Злое начало связано для Белого, следующего Соловьеву, с мировыми силами косности, темной материальности. Вспомним, что, по Соловьеву, мир в его материальной, физической, не просветленной духом основе построен по законам взаимного вытеснения, преследования, насильственного овладевания. Всякая тенденция овеществления, материализации, затвердения по природе своей агрессивна. Поэтому особая вещественность, уплотнение материи, трансформация бестелесного в материальное разоблачает у Белого процессы псевдодуховные, процессы, в которых единение в духе подменяется охотой и попыткой присвоения. При этом трансформация субстанции, ее демоническое сгущение творится исподволь, рождаясь в игре языка.
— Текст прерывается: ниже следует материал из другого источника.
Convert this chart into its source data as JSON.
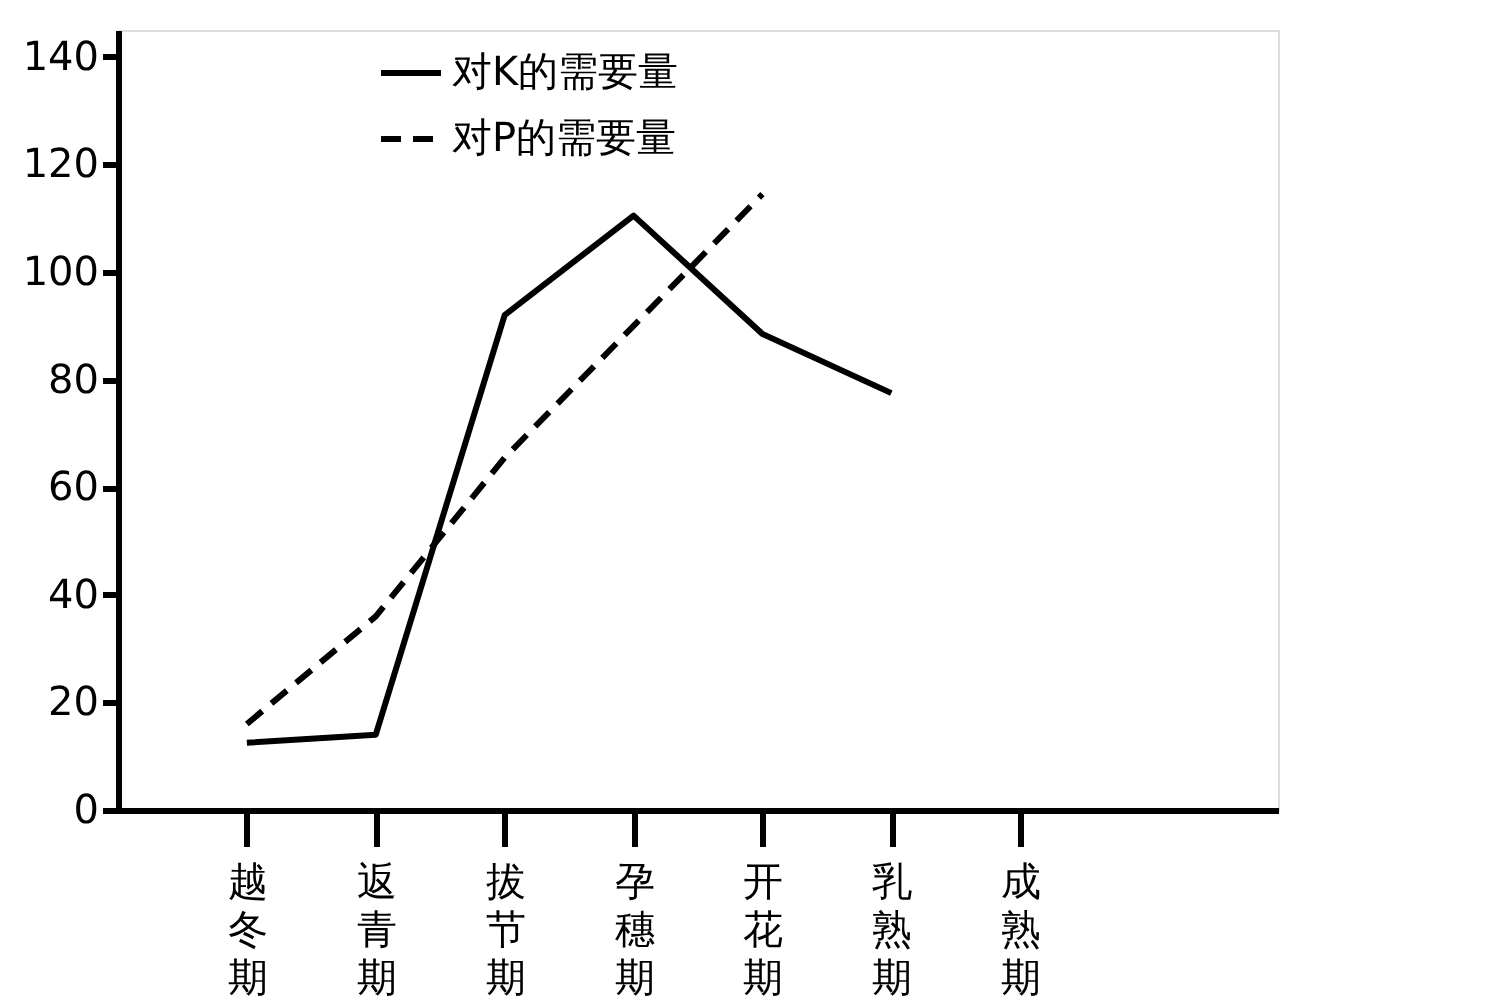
{
  "chart_data": {
    "type": "line",
    "legend": "top",
    "grid": false,
    "marker": "none",
    "categories": [
      "越冬期",
      "返青期",
      "拔节期",
      "孕穗期",
      "开花期",
      "乳熟期",
      "成熟期"
    ],
    "ylim": [
      0,
      145
    ],
    "yticks": [
      0,
      20,
      40,
      60,
      80,
      100,
      120,
      140
    ],
    "series": [
      {
        "name": "对K的需要量",
        "color": "#000000",
        "line_style": "solid",
        "values": [
          12.5,
          14,
          92,
          110.5,
          88.5,
          77.5,
          null
        ]
      },
      {
        "name": "对P的需要量",
        "color": "#000000",
        "line_style": "dashed",
        "values": [
          16,
          36,
          65.5,
          90,
          114.5,
          null,
          null
        ]
      }
    ]
  }
}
Нечто подобное происходит в сцене «деланья», или столяровской молитвы-ворожбы. «Странно натягивается воздух между предметами, как силы духовной некая ткань»[397]
. Слово «ткань», с его абстрактными коннотациями, легко вступило в отношения с бестелесным, не противореча «духовному» строю действий столяра. Однако чуть ниже «ткань» становится паутиной, молитвы «ткутся» в «воздушный ковер»: «деланье» обнаруживает свое сатанинское начало в незаметных словесных превращениях. «Золотые нити» – «частицы души столяра» опутывают комнату, заматываются в Матрене «большим световым клубком», «нагоняют» Петра, «врастают… в грудь путаницей блестков. ‹…› И Петр думает: “То не нити, а души: они потекли паутинною тканью в пространствах…”»[398] Душа столяра тянется световой нитью, и нити обращаются в души. Душа как «золотая нить» – это метафора, душа как луч, средоточие и динамика света, но в отношении к «ковру», коим стала воздушная ткань, к паутине или клубку эта душевная нить делается метонимией. Метонимизация метафоры знаменует у Белого торжество материальной множественности, разрозненности над цельностью духовного бытия. Через метонимизацию душа утрачивает себя в качестве средоточия или сияния единого Божественного смысла, но становится частью материального и, значит, хищного космоса. И тогда она может нагонять, внедряться, врастать и опутывать.Субстанция столяровского «деланья», или собственно душа столяра, предстает не только как свет, который материализуется в нити, паутину, ткань, ковер и т. д., – она изливается в заклинательном слове. Слово стало объектом изображения, получило невиданную до Белого автономность. Оно само в своем «бешенстве» и «бессмыслии» – способ миротворения: кощунственное преображение, темное колдовство. Слово бессмыслия зазвучало само по себе, оно «хрипит», «клокочет», «истекает потоком»: «Старид
он, карион, кокире, стадо, стридадо…»[399] Оно обратило телесное единство, отождествляемое с именем, в сатанинскую ненарекаемую множественность: «То световое, быстро перебирающее пальцами тело, которое еще так недавно считало себя столяром, – не столяр: то легион сдавленных бешенств»[400]. Произнесенное, оно обрело еще большую независимость, оживляя снопы света, исторгаемые колдуном, демоническим «шипением»: «Красные пламена ударяются с шипом о пол и выпархивают из избы…»[401] Претворилось в сологубовскую недотыкомку (ср.: «Недотыкомка зашипела тихо-тихо, сжалась в малый комок»[402]). Наконец звук заклинания стал плотью: «Выпорхнет слово, плюхнется о пол, световым петушком обернется, крылами забьет: “кикерикии”… большой красный петух под луной перебежал ему дорогу»[403]. Слово сделалось существом, преследующим Петра, выросло в самочинную фигуру преследования, знакомую нам из шреберовского бреда о говорящих лучах.